Je produis donc des billets qui donnent des faits... mais je suis conscient que mes amis sont en droit de se demander si ce que j'avance est juste. En quoi mes blogs différeraient-ils d'autres qui seraient plus tendancieux ?
Une solution pourrait être de donner des références scientifiques, mais elle ne serait pas parfaitement satisfaisante, car bien des sites citent des références "pourries". Faire une référence n'est pas une garantie : les scientifiques le savent bien, eux  qui croisent les références, font des études aussi exhaustives possibles des sources, tout en analysant ces dernières (par exemple, les parties intitulées "Matériels et méthodes" des publications scientifiques en disent long sur la qualité des travaux). Les bons scientifiques ne confondent pas les corrélations et les causalités, par exemple, et ils évitent comme la peste les adjectifs et les adverbes, les remplaçant par la réponse à la question "combien ?". Ils refusent absolument l'argument d'autorité, et ils veulent des monstrations de tout ce qui est avancé.
Scientifique moi-même, je fais donc ce travail, mais je n'ai pas pris la décision d'encombrer mes textes avec les références que j'ai consultées. Pour autant, je tiens à la disposition de tous mes  amis (et aussi mes ennemis si j'en ai... bien que je sois de ceux qui considèrent que les chiens aboient et que la caravane passe) toutes ces références, et aussi les textes complets, quand j'ai le droit de les partager. Naguère, j'avais un blog où, une fois par semaine, je faisais l'éloge d'un bel article, mais, parce qu'il y avait plus urgent (notamment à propos de l'apprentissage par les étudiants), j'ai mis cela de côté. Pour autant, je continue de tenir à la disposition de qui veut les références des articles qui établissent que "bon pour la santé" est une impossibilité, que 99,99 pour cent des pesticides ne sont pas produits par l'industrie chimique mais par les plantes elles-mêmes, que la peau des pommes de terre nous expose à des poisons, lesquels résistent aux températures des bains de friture, etc.
 Bref, n'hésitez pas : je me ferai un plaisir de donner mes références, le cas échéant.

lundi 10 août 2015

Réforme à l'Ecole

Certains veulent que l'Ecole soit réformée, en vue d'aider les élèves les plus fragiles, parce que les bons s'en tireraient toujours, et que l'efficacité du système serait due à un entraînement des moins bons par les bons. On a largement entendu le discours. D'autres opposent qu'il ne faut pas "niveler par le bas", que l'Ecole doit avoir de l'ambition pour les citoyens. Là encore, on a bien entendu le raisonnement.
Dans cette discussion, les noms d'oiseaux viennent vite, et les "progressistes" pour certains sont des "idéalistes inconscients" pour les autres, tandis que les "réalistes" pour un bord, sont  "conservateurs" ou "réactionnaires" pour l'autre bord. On passera sur cette division manichéenne, donc simpliste et bête. Ce qui est dommageable, surtout, c'est que le débat actuel ne vise pas la construction d'un système d'enseignement vraiment meilleur, mais plutôt la mise en oeuvre d'une idéologie.
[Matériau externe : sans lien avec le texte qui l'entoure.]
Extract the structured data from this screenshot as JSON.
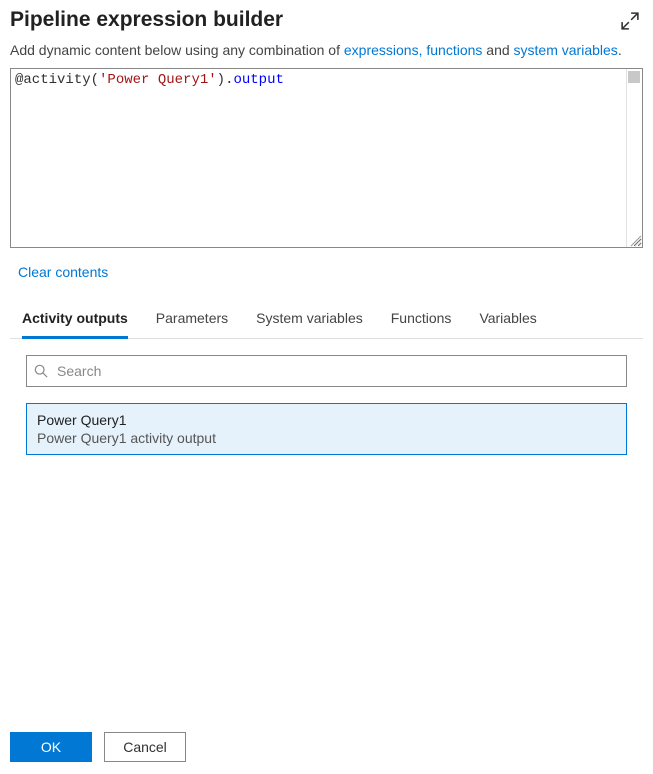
{
  "header": {
    "title": "Pipeline expression builder"
  },
  "subtitle": {
    "prefix": "Add dynamic content below using any combination of ",
    "link1": "expressions, functions",
    "mid": " and ",
    "link2": "system variables",
    "suffix": "."
  },
  "expression": {
    "raw": "@activity('Power Query1').output",
    "tokens": {
      "at": "@",
      "fn": "activity",
      "open": "(",
      "arg": "'Power Query1'",
      "close": ")",
      "dot": ".",
      "prop": "output"
    }
  },
  "actions": {
    "clear": "Clear contents"
  },
  "tabs": [
    {
      "id": "activity-outputs",
      "label": "Activity outputs",
      "active": true
    },
    {
      "id": "parameters",
      "label": "Parameters",
      "active": false
    },
    {
      "id": "system-variables",
      "label": "System variables",
      "active": false
    },
    {
      "id": "functions",
      "label": "Functions",
      "active": false
    },
    {
      "id": "variables",
      "label": "Variables",
      "active": false
    }
  ],
  "search": {
    "placeholder": "Search",
    "value": ""
  },
  "results": [
    {
      "title": "Power Query1",
      "description": "Power Query1 activity output",
      "selected": true
    }
  ],
  "footer": {
    "ok": "OK",
    "cancel": "Cancel"
  }
}
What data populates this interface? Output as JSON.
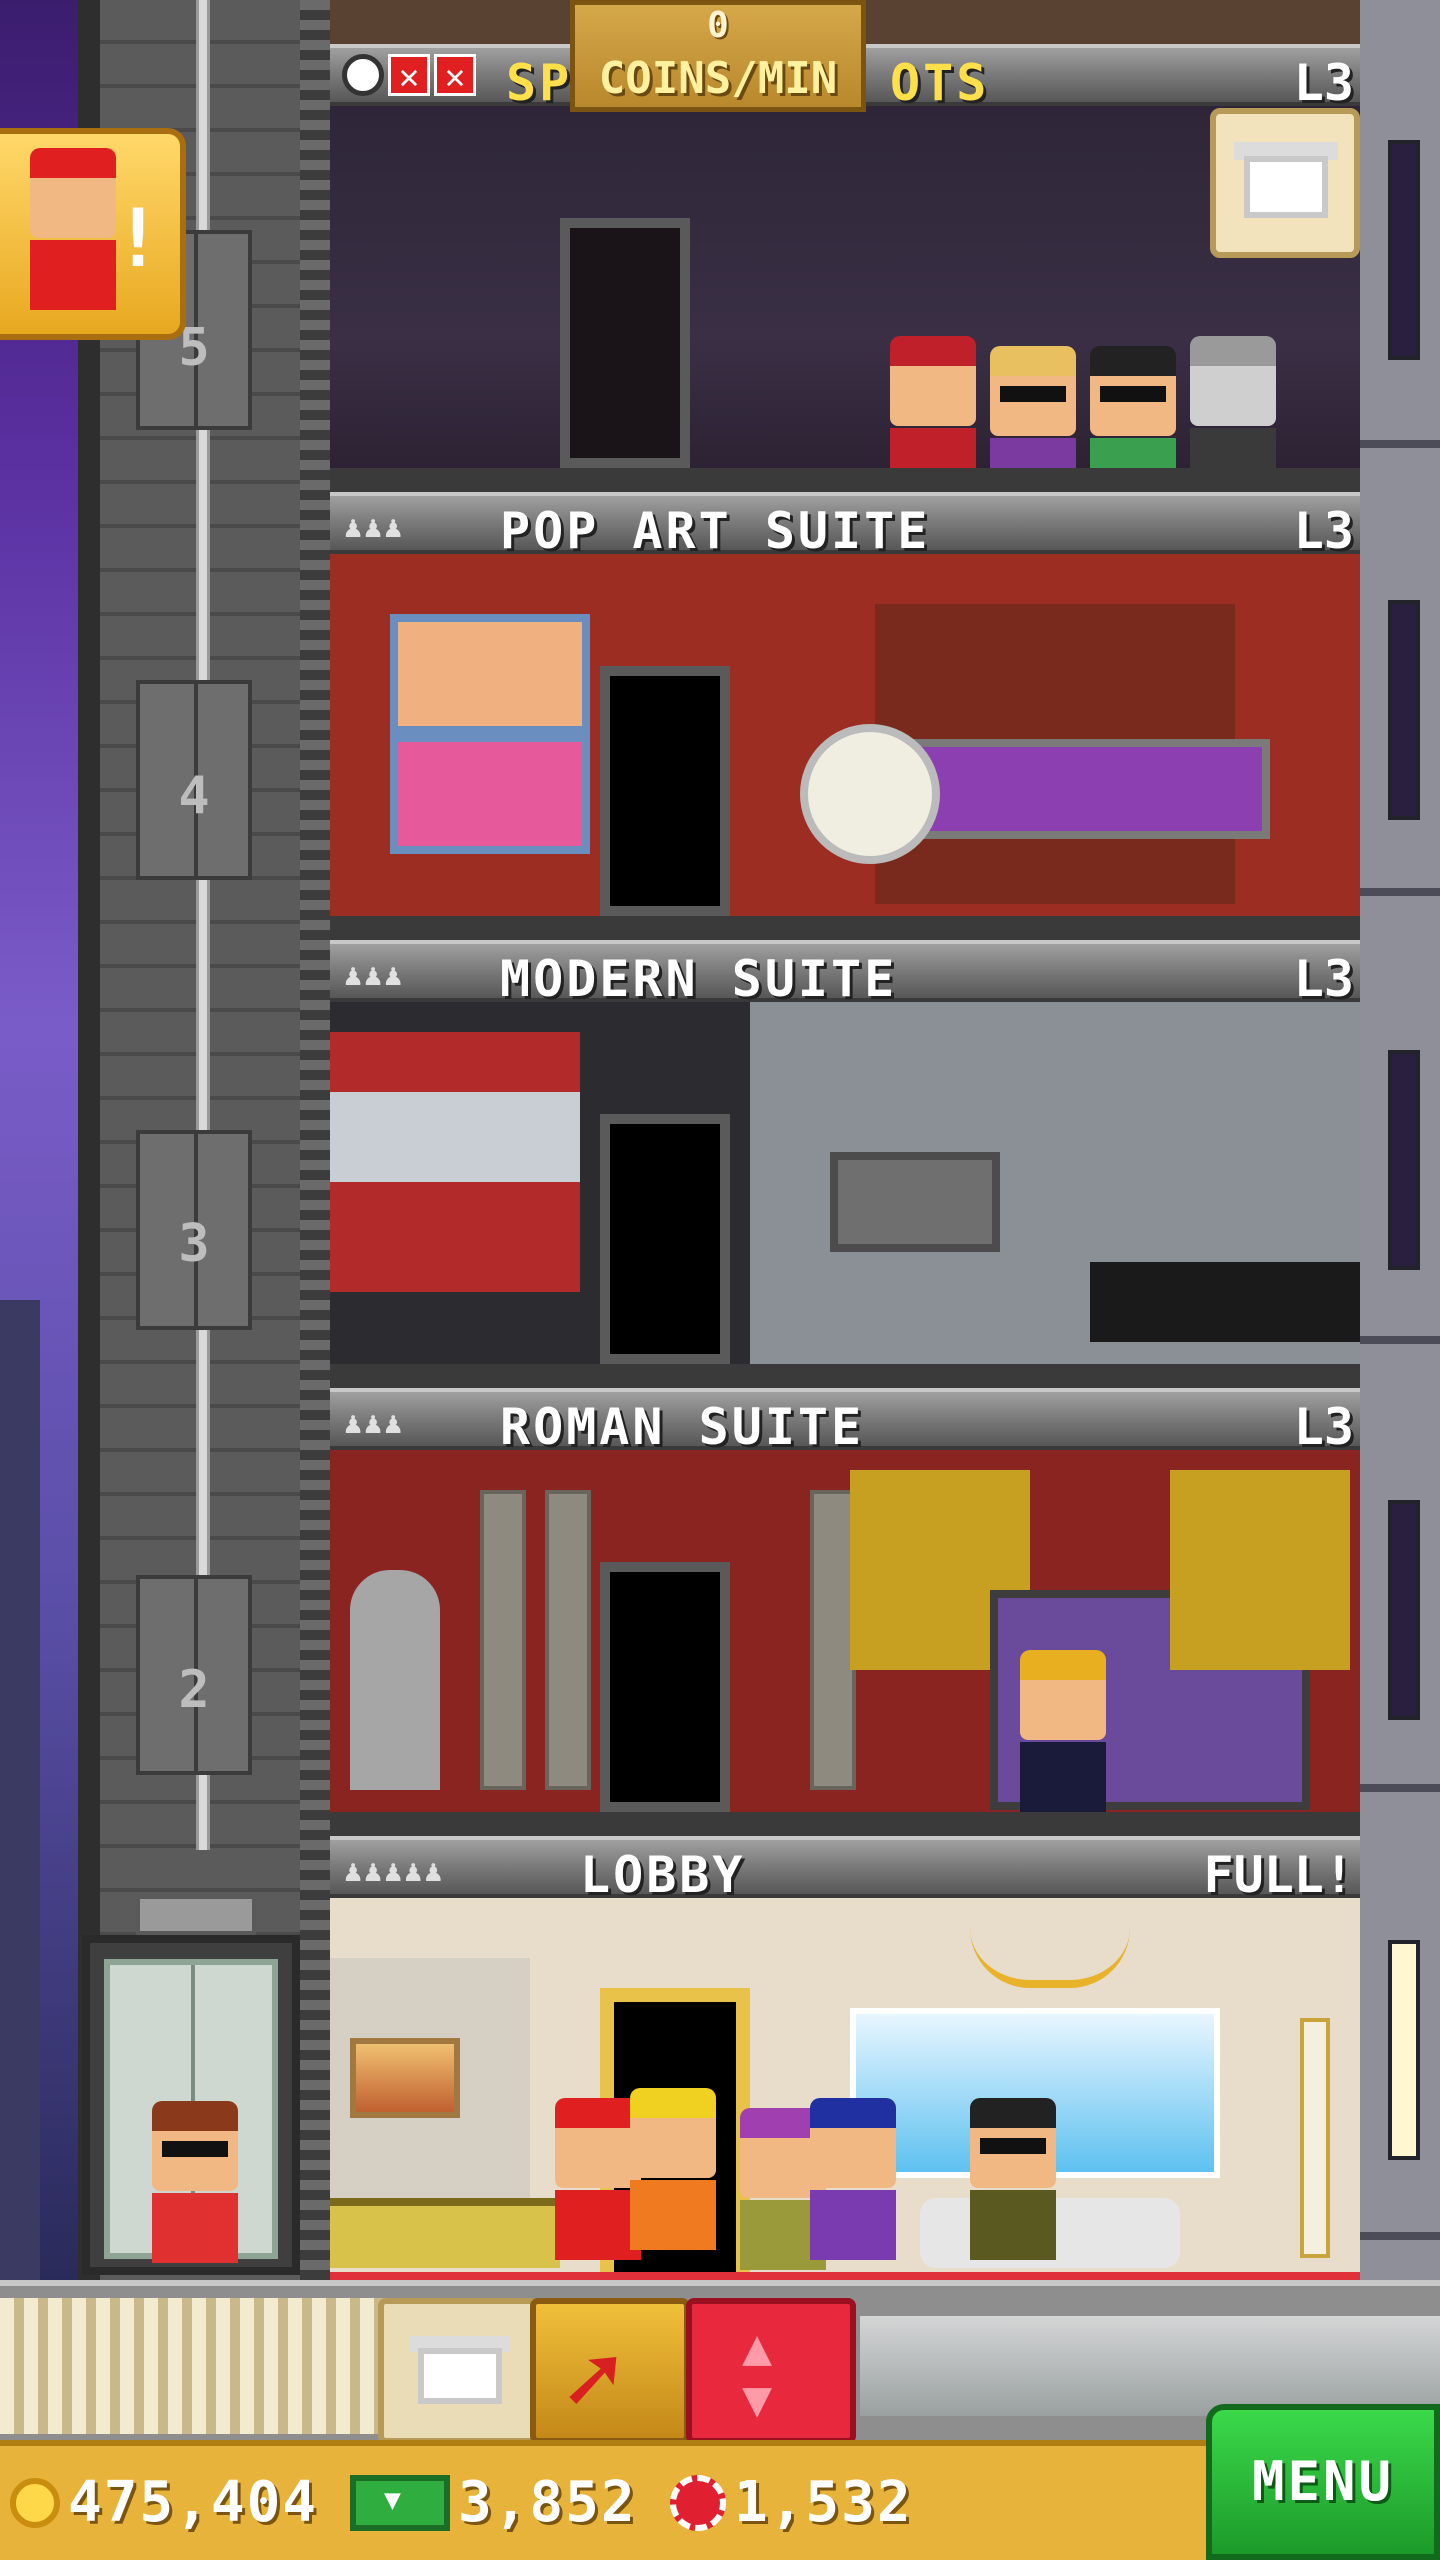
{
  "top_banner": {
    "count": "0",
    "label": "COINS/MIN"
  },
  "floors": [
    {
      "title": "SPA",
      "title_display": "SP",
      "title_tail": "OTS",
      "level": "L3",
      "occupants": "",
      "notice": ""
    },
    {
      "title": "POP ART SUITE",
      "level": "L3",
      "occupants": "♟♟♟"
    },
    {
      "title": "MODERN SUITE",
      "level": "L3",
      "occupants": "♟♟♟"
    },
    {
      "title": "ROMAN SUITE",
      "level": "L3",
      "occupants": "♟♟♟"
    },
    {
      "title": "LOBBY",
      "level": "FULL!",
      "occupants": "♟♟♟♟♟"
    }
  ],
  "shaft_floor_numbers": [
    "5",
    "4",
    "3",
    "2"
  ],
  "bellhop_notice": {
    "mark": "!"
  },
  "status": {
    "coins": "475,404",
    "bux": "3,852",
    "chips": "1,532"
  },
  "menu": {
    "label": "MENU"
  },
  "icons": {
    "clock": "clock-icon",
    "x_marks": [
      "x-icon",
      "x-icon"
    ],
    "coin": "coin-icon",
    "bux": "tower-bux-icon",
    "chip": "casino-chip-icon"
  },
  "colors": {
    "gold": "#e8b33a",
    "menu_green": "#2fbe3c",
    "elevator_red": "#e8283c",
    "spa_title": "#ffe04a"
  }
}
Pour ce qui concerne l'Ecole, regardons la loi du 8 juillet 2013 dite de "refondation de l’école" : elle se fixe l’objectif de "diviser par deux la proportion des élèves qui sortent du système scolaire sans qualification et [d'] amener tous les élèves à maîtriser le socle commun de connaissances, de compétences et de culture […] ;  conduire plus de 80 % d'une classe d'âge au baccalauréat et 50 % d'une classe d'âge à un diplôme de l'enseignement supérieur".
Diviser par deux la proportion d'élèves qui finissent sans qualification ? C'est évidemment louable. Amener tous les élèves à maîtriser le socle commun de connaissances, compétences et culture ? C'est également très bien... à condition de bien définir ce socle commun : là est un grave point de débat. Conduire toute une tranche d'âge au baccalauréat ? Bien sûr, tout le monde est d'accord... à condition de bien savoir ce qu'est le baccalauréat : si c'est seulement de savoir lire, on y arrivera. Si c'est de savoir résoudre une équation aux dérivées partielles, on aura plus de difficultés. Autrement dit,  les déclarations grandiloquentes sont diaboliques dans le détail. C'est lui qui doit être discuté.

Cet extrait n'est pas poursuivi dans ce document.